# Are Gucci Aces out of style already?



## chlee1

I’ve been wanting to get a pair for years...now there’s been a few price increases and they don’t seem to be as popular. Are aces going the way of the GG belts?


----------



## Kuschelnudde

I have the white ones with just the basic blue/red stripe, no bees or any other applications. The design is so minimalistic that I don’t see it going out of style. It depends on which design you choose though. 

IMO you shouldn’t care about this, either you like them or you don’t. To me, they are relatively understated and comfortable as heck. They are without the doubt the most comfortable shoes in my wardrobe.


----------



## julia.pa

I don‘t see them going out of style anytime soon since they‘re a classic sneaker, unless you go with a crazy pair with pearls and a platform sole etc.

I have the classic red/blue striped pair and the red/green with the bee which I think both look like a classic pair of sneakers. I like the red/blue a little more though because I wear a lot of dark blue jeans and they go really well with that.


----------



## coniglietta

I still want a pair, either white leather with red and blue stripes or the GG apple. I like it regardless of it being popular or not.


----------



## Fashion412

I think they are a classic and still in style, as is any white casual fashion sneaker these days. That said, I had the pearl/spike style and sold them because they were SO uncomfortable. So are burberry sneakers. I stick with golden goose now.


----------



## absolutpink

I just bought a pair last month, the ones with bees. I love them and will wear them for as long as I can!


----------



## papertiger

absolutpink said:


> I just bought a pair last month, the ones with bees. I love them and will wear them for as long as I can!



Yer, people were still buying them in store last week and I'm seeing them new out and about in London (new = clean LOL)

Really loving the 1977 style though too


----------



## MyMelodyLV

Still in style and great shoes.  I have the Gucci sneakers with the bees and I just bought the heart sneakers.  I couldn’t resist, I’ve been wanting and thinking about them for a while.


----------



## Ringoroll

They are a classic and can be worn forever.  They are based on Stan Smith Adidas which are still sold to this day.

I do think the fad of buying "dirty" shoes will pass quickly.  Why people would want to spend money on brand new shoes that look like they were tied to a bumper by a rope and drug through the gutter is beyond me!  Please get the once that actually look new!


----------



## Jaxholt15

No way!  It’s a great basic sneaker especially if you buy a pair without the bling.


----------



## Love_N_Lune

I don’t see tons of people wearing the ACE sneakers but maybe I’m not going to places where they would 

If it’s comfortable on me, I would like to buy a pair. I do admit I’m just as content with my collection of Nike, Adidas, Puma and Ugg sneakers.


----------



## Romeos

I see lots of people wearing them and the gucci store is still stocked with newer and newer styles so ppl must be buying them.

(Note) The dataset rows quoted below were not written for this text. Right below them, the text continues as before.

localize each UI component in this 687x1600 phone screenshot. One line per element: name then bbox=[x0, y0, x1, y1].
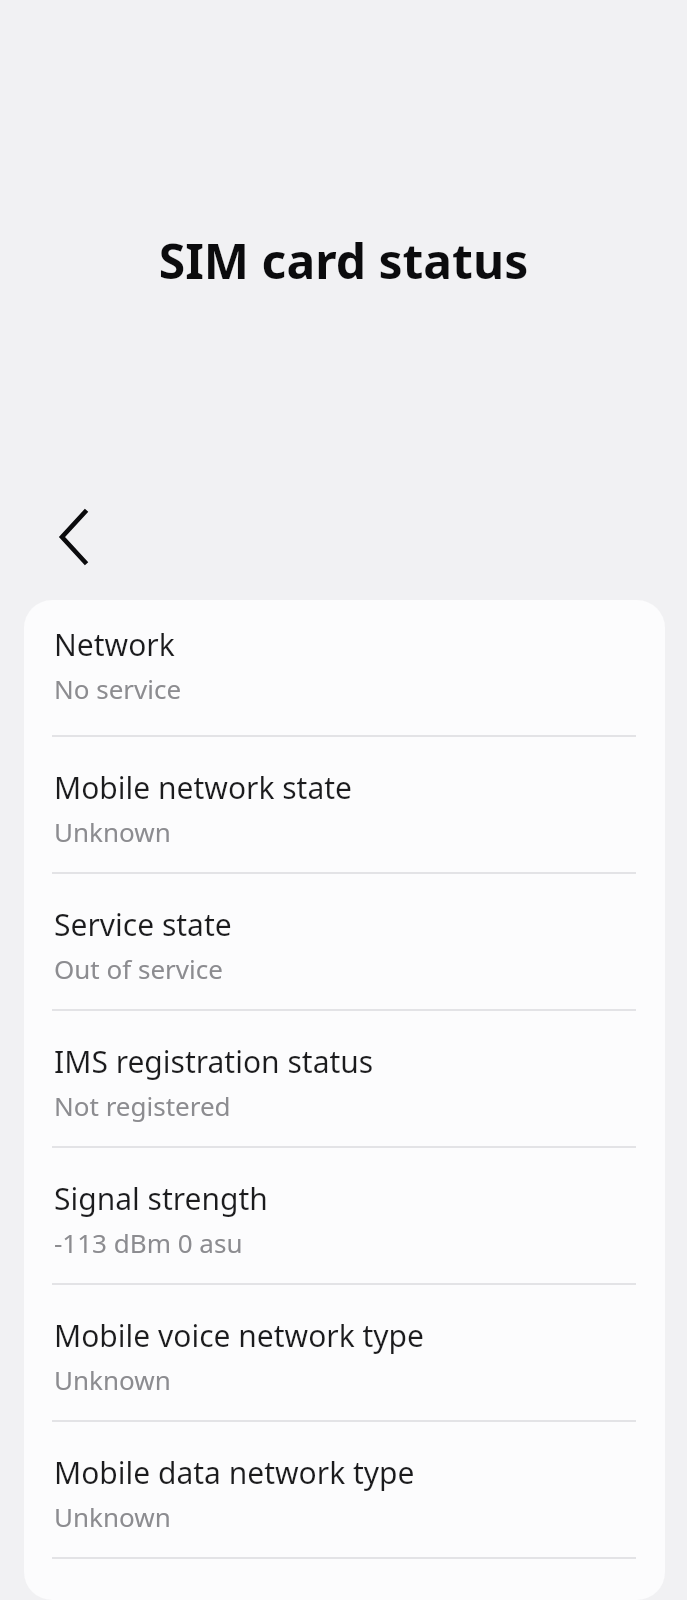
button[interactable]: Mobile data network type bbox=[24, 1422, 665, 1559]
staticText: Mobile data network type bbox=[54, 1452, 415, 1493]
staticText: Mobile voice network type bbox=[54, 1315, 424, 1356]
staticText: Not registered bbox=[54, 1088, 231, 1123]
staticText: SIM card status bbox=[0, 228, 687, 293]
button[interactable]: Mobile voice network type bbox=[24, 1285, 665, 1422]
staticText: Service state bbox=[54, 904, 232, 945]
staticText: IMS registration status bbox=[54, 1041, 374, 1082]
button[interactable]: Service state bbox=[24, 874, 665, 1011]
staticText: No service bbox=[54, 671, 182, 706]
staticText: Network bbox=[54, 624, 175, 665]
button[interactable]: Signal strength bbox=[24, 1148, 665, 1285]
button[interactable]: Mobile network state bbox=[24, 737, 665, 874]
staticText: -113 dBm 0 asu bbox=[54, 1225, 243, 1260]
button[interactable]: IMS registration status bbox=[24, 1011, 665, 1148]
staticText: Signal strength bbox=[54, 1178, 268, 1219]
staticText: Unknown bbox=[54, 814, 171, 849]
button[interactable]: Back bbox=[30, 495, 114, 579]
staticText: Out of service bbox=[54, 951, 223, 986]
staticText: Mobile network state bbox=[54, 767, 353, 808]
button[interactable]: Network bbox=[24, 600, 665, 737]
staticText: Unknown bbox=[54, 1499, 171, 1534]
staticText: Unknown bbox=[54, 1362, 171, 1397]
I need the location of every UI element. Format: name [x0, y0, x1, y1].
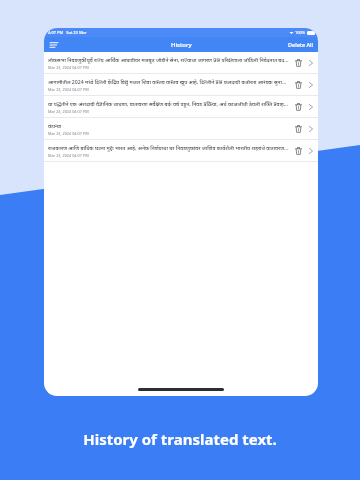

I have two pairs, got them well over 2/3 years ago and I love them the same the day I got them. They are *true love* and *so comfortable* that I cannot see myself abandoning them unless they fall off my feet. I may even buy a 3rd pair. Also, I don't have the basic one. I love the basic one, too, but when I bought my first one the SA said "everyone has the basic one / bee one" so she sort of talked me out of it.


----------



## putiputi

Replying to an old thread but just want to say I recently purchased a pair of ace sneakers and I love them! I don't think they're out of style because the style that I ordered was a collaboration and it sold out very quickly.


----------



## lilthai

I have a pair of ace. I don’t care for them so much because they are Not comfortable at all. I prefer ultaspace or rhyton.
To answer your question, I don’t think it’s being out of style. I still see many people wear them.


----------



## oliverquinn848

Romeos said:


> I see lots of people wearing them and the gucci store is still stocked with newer and newer styles so ppl must be buying them.
> 
> I have two pairs, got them well over 2/3 years ago and I love them the same the day I got them. They are *true love* and *so comfortable* that I cannot see myself abandoning them unless they fall off my feet from patches shirt. I may even buy a 3rd pair patchwork. Also, I don't have the basic one. I love the basic one, too, but when I bought my first one the SA said "everyone has the basic one / bee one" so she sort of talked me out of it.


I think they are a work of art and still in style, just like any white easygoing design tennis shoe nowadays. All things considered, I had the pearl/spike style and sold them since they were SO awkward. So are Burberry tennis shoes. I stay with a secret weapon now.


----------



## maria28

Tbh, I don’t think that it really matters if something is still “in fashion” or not.  As long as we are happy with the item, that is all that matters.

But to answer the original question: even yesterday, as I purchased a pair of Ace’s, I still saw other people trying them on too.


----------



## topglamchic

I saw someone wearing Ace’s today!  She had on all black athleisure with her Ace’s, which elevated her look. Ace’s are definitely still stylish.


----------



## absolutpink

Almost two years later and I’m still wearing mine!


----------



## citykitty24

I have the pair with the gold bees and love them, dressed up or dressed down. Big fan!


----------